PERILS OF JACOBIN PEACE.

The same temper which brings us to solicit a Jacobin peace, will induce us to temporize with all the evils of it. By degrees our minds will be made to our circumstances. The novelty of such things, which produces half the horror, and all the disgust, will be worn off. Our ruin will be disguised in profit, and the sale of a few wretched baubles will bribe a degenerate people to barter away the most precious jewel of their souls. Our constitution is not made for this kind of warfare. It provides greatly for our happiness,—it furnishes few means for our defence. It is formed, in a great measure, upon the principle of jealousy of the crown; and, as things stood when it took that turn, with very great reason. I go further; it must keep alive some part of that fire of jealousy eternally and chastely burning, or it cannot be the British constitution. At various periods we have had tyranny in this country, more than enough. We have had rebellions, with more or less justification. Some of our kings have made adulterous connections abroad, and trucked away for foreign gold the interests and glory of their crown. But before this time our liberty has never been corrupted. I mean to say, that it has never been debauched from its domestic relations. To this time it has been English liberty, and English liberty only. Our love of liberty and our love of our country were not distinct things. Liberty is now, it seems, put upon a larger and more liberal bottom. We are men, and as men, undoubtedly nothing human is foreign to us. We cannot be too liberal in our general wishes for the happiness of our kind. But in all questions on the mode of procuring it for any particular community, we ought to be fearful of admitting those who have no interest in it, or who have, perhaps, an interest against it, into the consultation. Above all, we cannot be too cautious in our communication with those who seek their happiness by other roads than those of humanity, morals, and religion, and whose liberty consists, and consists alone, in being free from those restraints which are imposed by the virtues upon the passions.

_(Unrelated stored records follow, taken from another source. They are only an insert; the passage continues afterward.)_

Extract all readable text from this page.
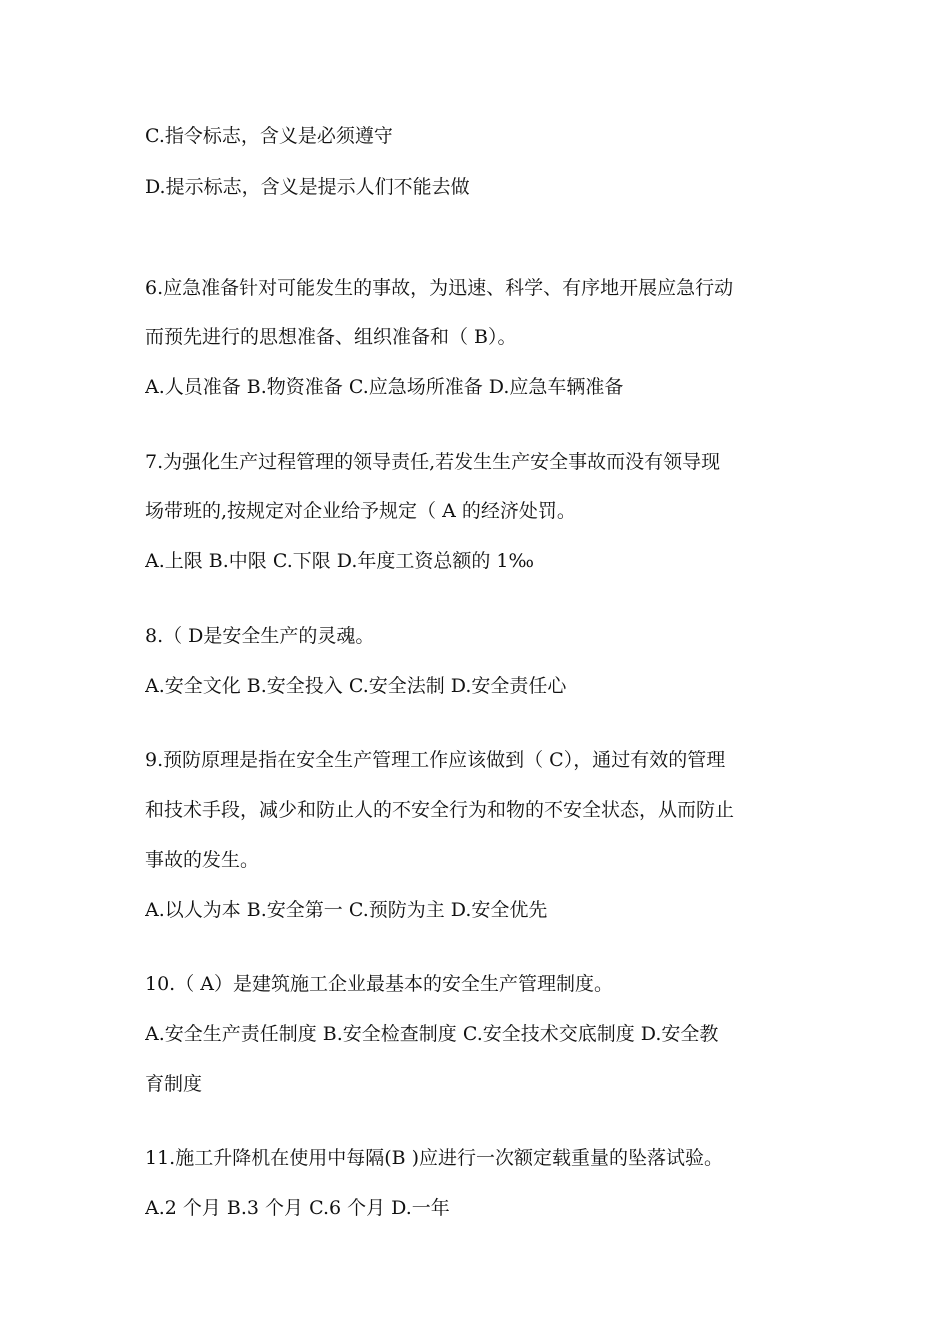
C.指令标志，含义是必须遵守
D.提示标志，含义是提示人们不能去做
6.应急准备针对可能发生的事故，为迅速、科学、有序地开展应急行动
而预先进行的思想准备、组织准备和（ B）。
A.人员准备 B.物资准备 C.应急场所准备 D.应急车辆准备
7.为强化生产过程管理的领导责任,若发生生产安全事故而没有领导现
场带班的,按规定对企业给予规定（ A 的经济处罚。
A.上限 B.中限 C.下限 D.年度工资总额的 1‰
8.（ D是安全生产的灵魂。
A.安全文化 B.安全投入 C.安全法制 D.安全责任心
9.预防原理是指在安全生产管理工作应该做到（ C），通过有效的管理
和技术手段，减少和防止人的不安全行为和物的不安全状态，从而防止
事故的发生。
A.以人为本 B.安全第一 C.预防为主 D.安全优先
10.（ A）是建筑施工企业最基本的安全生产管理制度。
A.安全生产责任制度 B.安全检查制度 C.安全技术交底制度 D.安全教
育制度
11.施工升降机在使用中每隔(B )应进行一次额定载重量的坠落试验。
A.2 个月 B.3 个月 C.6 个月 D.一年
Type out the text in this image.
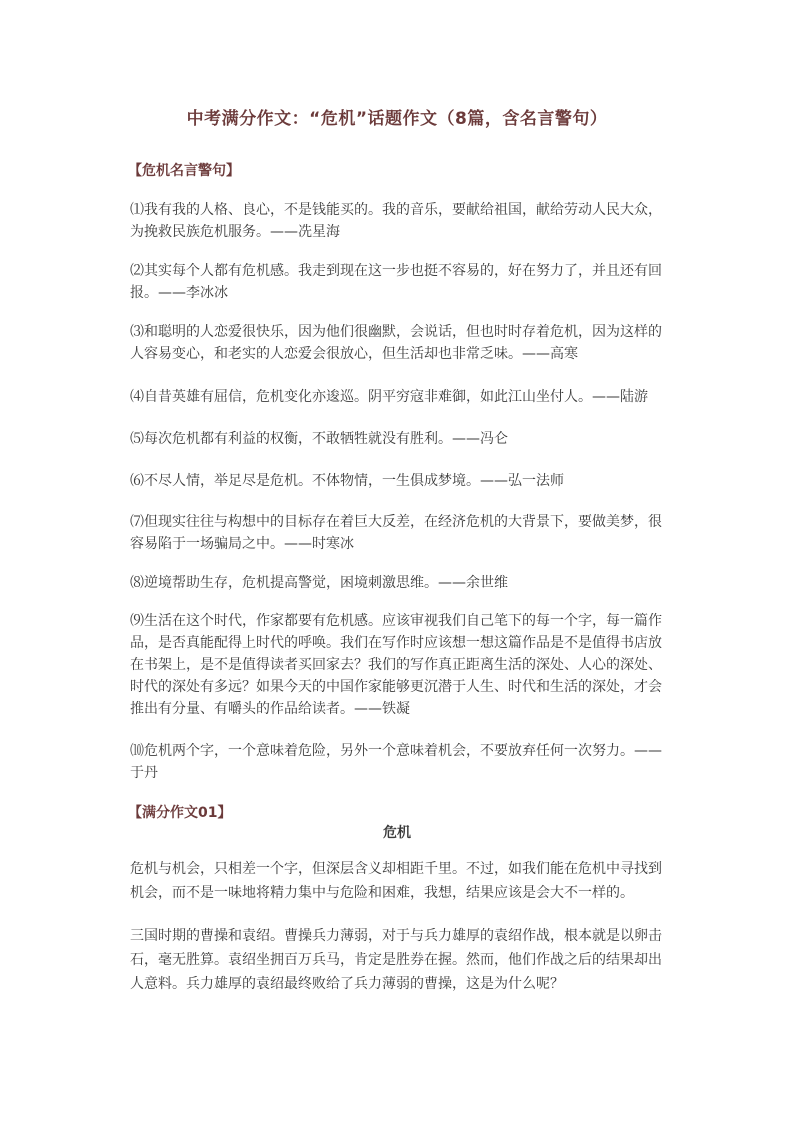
中考满分作文：“危机”话题作文（8篇，含名言警句）
【危机名言警句】
⑴我有我的人格、良心，不是钱能买的。我的音乐，要献给祖国，献给劳动人民大众，为挽救民族危机服务。——冼星海
⑵其实每个人都有危机感。我走到现在这一步也挺不容易的，好在努力了，并且还有回报。——李冰冰
⑶和聪明的人恋爱很快乐，因为他们很幽默，会说话，但也时时存着危机，因为这样的人容易变心，和老实的人恋爱会很放心，但生活却也非常乏味。——高寒
⑷自昔英雄有屈信，危机变化亦逡巡。阴平穷寇非难御，如此江山坐付人。——陆游
⑸每次危机都有利益的权衡，不敢牺牲就没有胜利。——冯仑
⑹不尽人情，举足尽是危机。不体物情，一生俱成梦境。——弘一法师
⑺但现实往往与构想中的目标存在着巨大反差，在经济危机的大背景下，要做美梦，很容易陷于一场骗局之中。——时寒冰
⑻逆境帮助生存，危机提高警觉，困境刺激思维。——余世维
⑼生活在这个时代，作家都要有危机感。应该审视我们自己笔下的每一个字，每一篇作品，是否真能配得上时代的呼唤。我们在写作时应该想一想这篇作品是不是值得书店放在书架上，是不是值得读者买回家去？我们的写作真正距离生活的深处、人心的深处、时代的深处有多远？如果今天的中国作家能够更沉潜于人生、时代和生活的深处，才会推出有分量、有嚼头的作品给读者。——铁凝
⑽危机两个字，一个意味着危险，另外一个意味着机会，不要放弃任何一次努力。——于丹
【满分作文01】
危机
危机与机会，只相差一个字，但深层含义却相距千里。不过，如我们能在危机中寻找到机会，而不是一味地将精力集中与危险和困难，我想，结果应该是会大不一样的。
三国时期的曹操和袁绍。曹操兵力薄弱，对于与兵力雄厚的袁绍作战，根本就是以卵击石，毫无胜算。袁绍坐拥百万兵马，肯定是胜券在握。然而，他们作战之后的结果却出人意料。兵力雄厚的袁绍最终败给了兵力薄弱的曹操，这是为什么呢？
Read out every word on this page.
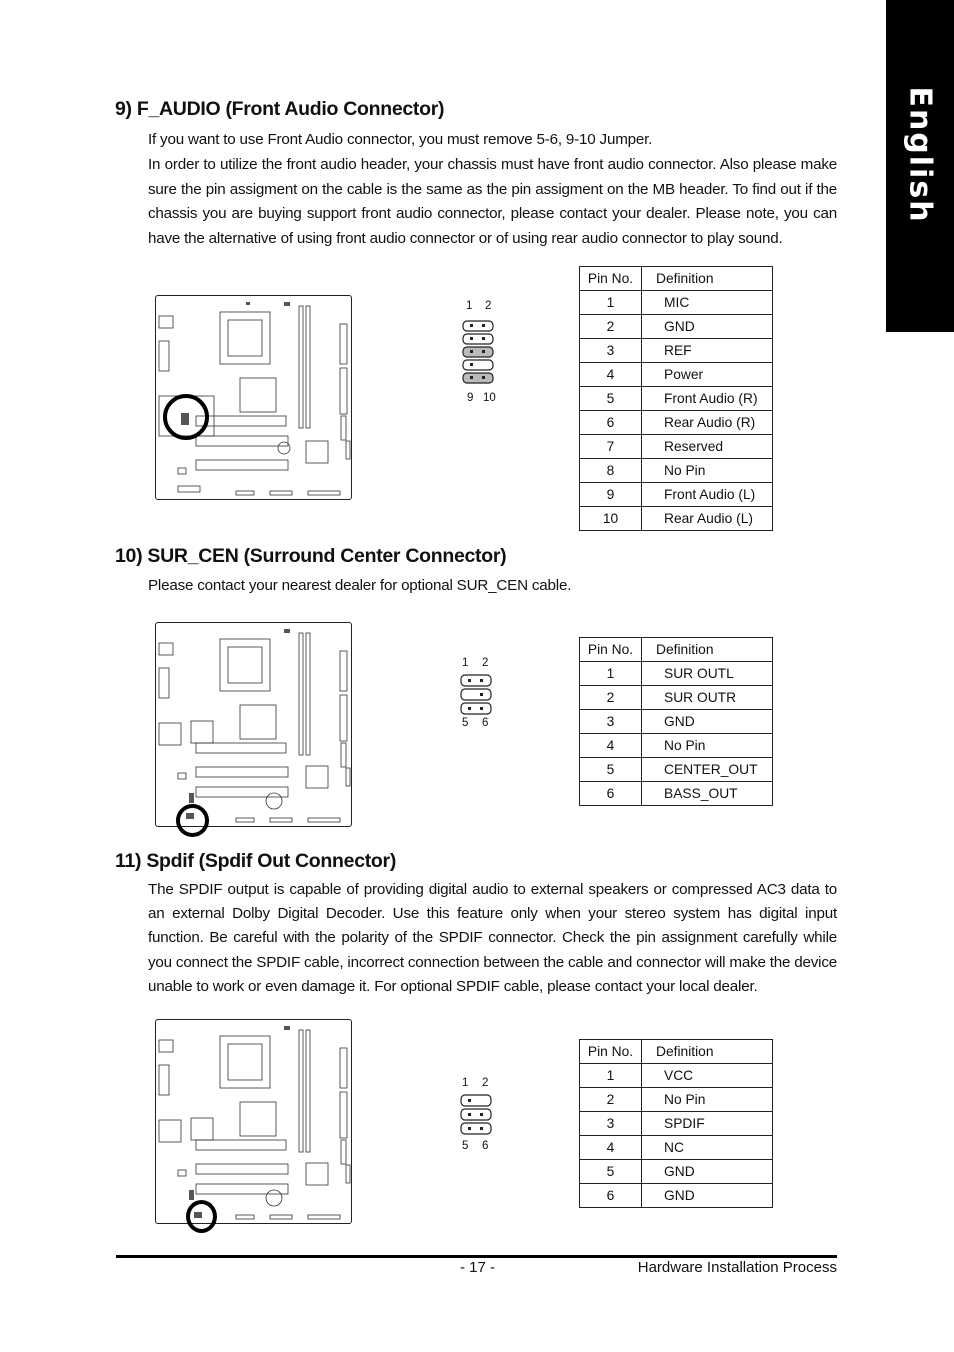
English
9) F_AUDIO (Front Audio Connector)

If you want to use Front Audio connector, you must remove 5-6, 9-10 Jumper.

In order to utilize the front audio header, your chassis must have front audio connector. Also please make sure the pin assigment on the cable is the same as the pin assigment on the MB header. To find out if the chassis you are buying support front audio connector, please contact your dealer. Please note, you can have the alternative of using front audio connector or of using rear audio connector to play sound.

1 2
9 10
Pin No.	Definition
1	MIC
2	GND
3	REF
4	Power
5	Front Audio (R)
6	Rear Audio (R)
7	Reserved
8	No Pin
9	Front Audio (L)
10	Rear Audio (L)
10) SUR_CEN (Surround Center Connector)
Please contact your nearest dealer for optional SUR_CEN cable.
1 2
5 6
Pin No.	Definition
1	SUR OUTL
2	SUR OUTR
3	GND
4	No Pin
5	CENTER_OUT
6	BASS_OUT
11) Spdif (Spdif Out Connector)

The SPDIF output is capable of providing digital audio to external speakers or compressed AC3 data to an external Dolby Digital Decoder. Use this feature only when your stereo system has digital input function. Be careful with the polarity of the SPDIF connector. Check the pin assignment carefully while you connect the SPDIF cable, incorrect connection between the cable and connector will make the device unable to work or even damage it. For optional SPDIF cable, please contact your local dealer.

1 2
5 6
Pin No.	Definition
1	VCC
2	No Pin
3	SPDIF
4	NC
5	GND
6	GND
- 17 -	Hardware Installation Process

When we invite danger from a confidence in defensive measures, we ought, first of all, to be sure that it is a species of danger against which any defensive measures that can be adopted will be sufficient. Next we ought to know that the spirit of our laws, or that our own dispositions, which are stronger than laws, are susceptible of all those defensive measures which the occasion may require. A third consideration is, whether these measures will not bring more odium than strength to government; and the last, whether the authority that makes them, in a general corruption of manners and principles, can insure their execution? Let no one argue from the state of things, as he sees them at present, concerning what will be the means and capacities of government, when the time arrives, which shall call for remedies commensurate to enormous evils.

It is an obvious truth that no constitution can defend itself: it must be defended by the wisdom and fortitude of men. These are what no constitution can give: they are the gifts of God; and he alone knows whether we shall possess such gifts at the time when we stand in need of them. Constitutions furnish the civil means of getting at the natural; it is all that in this case they can do. But our constitution has more impediments than helps. Its excellencies, when they come to be put to this sort of proof, may be found among its defects.

Nothing looks more awful and imposing than an ancient fortification. Its lofty, embattled walls, its bold, projecting, rounded towers, that pierce the sky, strike the imagination, and promise inexpugnable strength. But they are the very things that make its weakness. You may as well think of opposing one of these old fortresses to the mass of artillery brought by a French irruption into the field, as to think of resisting, by your old laws, and your old forms, the new destruction which the corps of Jacobin engineers of to-day prepare for all such forms and all such laws. Besides the debility and false principle of their construction to resist the present modes of attack, the fortress itself is in ruinous repair, and there is a practicable breach in every part of it.

Such is the work. But miserable works have been defended by the constancy of the garrison. Weather-beaten ships have been brought safe to port by the spirit and alertness of the crew. But it is here that we shall eminently fail. The day that, by their consent, the seat of regicide has its place among the thrones of Europe, there is no longer a motive for zeal in their favour; it will at best be cold, unimpassioned, dejected, melancholy duty. The glory will seem all on the other side. The friends of the crown will appear, not as champions, but as victims; discountenanced, mortified, lowered, defeated, they will fall into listlessness and present hour, and submit to the common fate.